Why: To represent the number of projects submitted by each grade level on a coordinate plane, we use ordered pairs where the first number corresponds to the 5th-grade class and the second number corresponds to the 6th-grade class. Since the 5th-grade class submitted 12 projects and the 6th-grade class submitted 15 projects, the correct ordered pair is (12, 15). This means we plot the point where 12 is on the x-axis and 15 is on the y-axis.

Emma is organizing a bake sale to raise money for her school's science fair in Houston, Texas. She baked 24 cookies and plans to put them into boxes. If each box can hold 6 cookies, how many boxes will Emma need to hold all the cookies?

  1. 4
  2. 5
  3. 6
  4. 3

Why: To find out how many boxes Emma needs, divide the total number of cookies by the number of cookies each box can hold. So, 24 ÷ 6 = 4. Therefore, Emma needs 4 boxes to hold all the cookies.

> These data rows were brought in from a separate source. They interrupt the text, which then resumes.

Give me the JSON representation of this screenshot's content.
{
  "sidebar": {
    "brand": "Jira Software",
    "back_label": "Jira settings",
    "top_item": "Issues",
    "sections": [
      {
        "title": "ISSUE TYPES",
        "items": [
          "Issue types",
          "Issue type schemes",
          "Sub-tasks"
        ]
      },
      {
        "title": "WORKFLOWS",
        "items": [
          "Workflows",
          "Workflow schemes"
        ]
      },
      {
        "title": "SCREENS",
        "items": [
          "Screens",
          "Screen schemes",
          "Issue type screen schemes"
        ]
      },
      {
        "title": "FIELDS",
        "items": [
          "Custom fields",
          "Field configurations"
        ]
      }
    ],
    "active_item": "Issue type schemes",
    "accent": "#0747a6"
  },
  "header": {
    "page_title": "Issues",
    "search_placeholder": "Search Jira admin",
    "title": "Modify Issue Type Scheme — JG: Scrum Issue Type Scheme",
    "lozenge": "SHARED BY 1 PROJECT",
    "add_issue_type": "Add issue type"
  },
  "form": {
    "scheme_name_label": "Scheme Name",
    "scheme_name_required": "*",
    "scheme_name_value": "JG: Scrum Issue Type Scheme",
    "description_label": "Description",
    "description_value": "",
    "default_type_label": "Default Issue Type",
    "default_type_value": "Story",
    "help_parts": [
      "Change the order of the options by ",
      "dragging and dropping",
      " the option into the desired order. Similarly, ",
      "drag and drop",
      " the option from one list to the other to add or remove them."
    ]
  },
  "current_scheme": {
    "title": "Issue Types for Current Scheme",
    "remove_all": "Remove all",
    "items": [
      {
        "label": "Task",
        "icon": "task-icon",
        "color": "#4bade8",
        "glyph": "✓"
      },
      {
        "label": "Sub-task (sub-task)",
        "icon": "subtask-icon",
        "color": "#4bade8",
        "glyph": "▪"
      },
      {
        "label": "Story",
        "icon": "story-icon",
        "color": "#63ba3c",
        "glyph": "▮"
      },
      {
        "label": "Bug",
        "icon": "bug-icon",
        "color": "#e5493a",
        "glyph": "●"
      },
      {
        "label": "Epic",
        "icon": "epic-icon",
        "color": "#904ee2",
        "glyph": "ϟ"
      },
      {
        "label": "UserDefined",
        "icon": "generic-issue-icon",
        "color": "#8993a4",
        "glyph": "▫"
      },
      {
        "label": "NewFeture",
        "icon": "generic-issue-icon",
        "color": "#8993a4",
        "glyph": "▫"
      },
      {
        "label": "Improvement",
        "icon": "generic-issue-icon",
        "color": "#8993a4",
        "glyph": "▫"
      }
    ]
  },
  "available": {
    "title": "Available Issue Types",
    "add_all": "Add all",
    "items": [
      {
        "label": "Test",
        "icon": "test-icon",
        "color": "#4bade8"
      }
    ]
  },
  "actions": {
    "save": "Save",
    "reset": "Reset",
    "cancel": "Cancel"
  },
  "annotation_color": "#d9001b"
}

Hana is creating a coordinate grid to map her favorite fruits at the San Antonio Stock Show. She wants to plot the location of oranges at (4, 3) and limes at (2, 5). Where would the point representing limes be located on the grid?

  1. (2, 5)
  2. (5, 2)
  3. (3, 4)
  4. (4, 2)

Why: To find the location of limes on the coordinate grid, we look at the ordered pair (2, 5). This means the point is located 2 units to the right and 5 units up from the origin. Therefore, the correct answer is (2, 5).

Common questions about TEKS 5.8B

What is TEKS 5.8B?

TEKS 5.8B is a Grade 5 Geometry/measurement standard from the Texas Essential Knowledge and Skills. The standard says: Describe the process for graphing ordered pairs of numbers in the first quadrant of the coordinate plane.

How many TEKS 5.8B practice questions are available?

200+ practice questions tagged to TEKS 5.8B. All free to print or practice online. We pull a fresh set each time you print a worksheet so your kid doesn't see the same questions twice.

What kind of questions test TEKS 5.8B on the STAAR?

Plot or identify a coordinate point. TEKS 5.8B is a medium-cognitive-demand standard — 1-2 step questions are typical.

Where do these questions come from?

Generated by our AI pipeline, then independently quality-gated by two cross-vendor models (gpt-4o for content review, Claude Sonnet 4.5 for math verification) before publishing. Every question is tagged to TEKS 5.8B and modeled on real STAAR item shapes. No typos, no wrong answer keys, no broken explanations.